Diante da memória dos outros

serrote

16.03.11

Depois de virar moda, Susan Sontag virou personagem. Sempre Susan, de Sigrid Nunez, tem titulo de bolero e, pela leitura do que foi antecipado na revista do New York Times, é mais combustível para a usina sem fim das memoir – gênero  que o mercado americano inventou para relatos em primeira pessoa que não chegam a ser autobiografias ou ensaios pessoais, dado os baixos teores (ou total ausência) de reflexão. Mas não deixa de ser curioso que, pela segunda vez em poucos meses, me passe diante dos olhos um testemunho da convivência com Sontag – o outro é Desperatly seeking Susan, capítulo (disponível na íntegra aqui) do ótimo livro The professor  – a sentimental education, de Terry Castle.

Sigrid Nunez conheceu Susan nos anos 1970. Ela era uma jovem assistente editorial na New York Review of Books, publicação na qual Susan era uma estrela. Debilitada pelo primeiro enfrentamento com o câncer,  que resultaria no livro Doença como metáfora, Susan contratou Sigrid como secretária temporária, ditando a ela suas cartas. Mas logo deu uma de cupido ao aproximá-la de seu filho, David Rieff. A jovem candidata a escritora mudou de mala e cuia para o movimentado apartamento de Susan e lá estabeleceu uma relação pouco convencional com o namorado e a mãe dele.

Terry Castle encontrou Susan pela primeira vez nos anos 1990. Professora de Humanidades em Stanford, dedicada a estudos de Gênero e autora de um ensaio sobre literatura e lesbianismo, aproximou-se de Susan na qualidade de fã. E com ela estabeleceu uma relação longa e sobressaltada, cimentada sobretudo por sua adoração incondicional e submissa – retribuída ao sabor dos caprichos de uma intelectual cada vez mais mercurial e absorta em suas certezas, que não eram poucas.

Uma e outra nutrem uma relação de amor e ódio com sua personagem. Ambos textos têm, na verdade, um leve (às vezes nem tanto) sabor de vingança. Os motivos são os mesmos: a loquacidade que se impunha aos interlocutores, a alternância aleatória de humor, a abundância de opiniões, as crises de indignação por tudo e por nada. Um sontagcentrismo radical, enfim. No caso de Sigrid, Susan dá palpite em tudo, chega sugerir que o jovem casal dedique-se ao sexo oral como método contraceptivo e não hesita em entrar no quarto dos dois à noite para saciar sua necessidade de um interlocutor. Terry Castle, por sua vez, tinha de estar completamente à disposição de Susan a cada visita que esta fazia a São Francisco, numa mistura de dama de companhia e motorista. E tinha que se conformar em ouvir as imprecações da ensaísta, inconformada por não ter o reconhecimento que esperava como ficcionista, apesar de o chatíssimo Na América ter levado o National Book Award.

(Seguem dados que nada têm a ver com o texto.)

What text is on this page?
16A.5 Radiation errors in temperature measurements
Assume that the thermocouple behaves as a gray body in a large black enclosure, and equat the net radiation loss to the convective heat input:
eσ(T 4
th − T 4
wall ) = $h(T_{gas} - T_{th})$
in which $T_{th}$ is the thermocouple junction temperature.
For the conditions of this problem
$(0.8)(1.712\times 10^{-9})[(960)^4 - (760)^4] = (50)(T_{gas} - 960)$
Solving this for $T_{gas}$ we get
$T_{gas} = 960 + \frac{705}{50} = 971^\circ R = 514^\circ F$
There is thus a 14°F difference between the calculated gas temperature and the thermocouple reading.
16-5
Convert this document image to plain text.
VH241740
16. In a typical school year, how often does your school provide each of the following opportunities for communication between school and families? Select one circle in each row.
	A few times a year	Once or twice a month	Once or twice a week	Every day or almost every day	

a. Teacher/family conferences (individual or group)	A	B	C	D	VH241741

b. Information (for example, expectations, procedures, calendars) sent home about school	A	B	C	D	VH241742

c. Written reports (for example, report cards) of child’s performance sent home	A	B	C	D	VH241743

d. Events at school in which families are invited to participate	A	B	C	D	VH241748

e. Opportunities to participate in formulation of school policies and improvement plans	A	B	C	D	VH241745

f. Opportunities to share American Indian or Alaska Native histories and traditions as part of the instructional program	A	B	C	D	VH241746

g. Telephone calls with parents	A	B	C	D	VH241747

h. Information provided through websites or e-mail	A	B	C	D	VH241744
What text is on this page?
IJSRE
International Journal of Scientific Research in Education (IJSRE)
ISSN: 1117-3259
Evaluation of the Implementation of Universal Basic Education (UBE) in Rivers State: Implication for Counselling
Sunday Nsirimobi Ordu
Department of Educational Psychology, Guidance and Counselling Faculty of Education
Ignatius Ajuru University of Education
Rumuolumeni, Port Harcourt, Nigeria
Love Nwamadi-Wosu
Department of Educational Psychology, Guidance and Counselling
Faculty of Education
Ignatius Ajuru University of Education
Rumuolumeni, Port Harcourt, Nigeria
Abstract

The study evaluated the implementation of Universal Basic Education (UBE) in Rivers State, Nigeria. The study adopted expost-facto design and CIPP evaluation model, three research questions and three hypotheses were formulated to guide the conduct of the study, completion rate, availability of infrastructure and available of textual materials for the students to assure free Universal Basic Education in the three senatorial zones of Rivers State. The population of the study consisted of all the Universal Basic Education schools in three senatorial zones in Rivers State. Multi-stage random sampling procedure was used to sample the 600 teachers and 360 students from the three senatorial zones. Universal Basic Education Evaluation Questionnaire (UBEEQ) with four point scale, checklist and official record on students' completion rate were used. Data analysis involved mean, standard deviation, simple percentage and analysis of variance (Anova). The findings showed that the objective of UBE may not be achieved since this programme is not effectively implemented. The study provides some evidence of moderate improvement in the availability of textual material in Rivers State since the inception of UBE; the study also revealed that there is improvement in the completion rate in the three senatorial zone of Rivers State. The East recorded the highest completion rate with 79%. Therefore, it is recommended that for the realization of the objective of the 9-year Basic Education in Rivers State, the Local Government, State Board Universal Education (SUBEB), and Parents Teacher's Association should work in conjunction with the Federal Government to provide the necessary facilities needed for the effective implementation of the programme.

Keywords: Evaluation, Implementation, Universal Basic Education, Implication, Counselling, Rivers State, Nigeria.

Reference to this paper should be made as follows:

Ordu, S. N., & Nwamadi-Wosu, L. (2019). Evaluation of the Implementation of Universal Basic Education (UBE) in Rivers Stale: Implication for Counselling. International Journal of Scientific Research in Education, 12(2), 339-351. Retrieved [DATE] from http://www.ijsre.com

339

Philip Lopate, mestre do ensaio pessoal, dedicou há dois anos um livrinho a ela, Notes on Sontag. Feito de encomenda para a Princeton University Press, é uma apreciação, ainda que idiossincrática,  da obra. Mas, inevitavelmente para um autor como Lopate, as considerações pessoais seguem a mesma batida: Sontag sendo desagradável, reclamando de uma “dona de casa” que ele tinha escalado para acompanhá-la numa universidade, etc.

As anedotas podem suceder-se por mais alguns posts. Mas o que interessa é ambigüidade e o alto preço que Susan Sontag pagou por ter se tornado quem foi, tema de uma biografia fofoqueira que odiava. Consagrada pelo culto a autores “densos” como Beckett, Walter Benjamin ou Robert Walser, esnobemente hostil ao que via como  “vulgaridade”, terminou virando cartoon da New Yorker ou, como lembra Lopate, ganhando uma homengem em Gremlins 2 – um dos monstrinhos resume assim a reivindicação de seu bando: “Queremos civilização: música de câmara, Convenção de Genebra, Susan Sontag!”. Mas o pior ainda viria: a posteridade e, com ela, as lembranças dos outros. Definitivamente fora do controle de seu ego avantajado.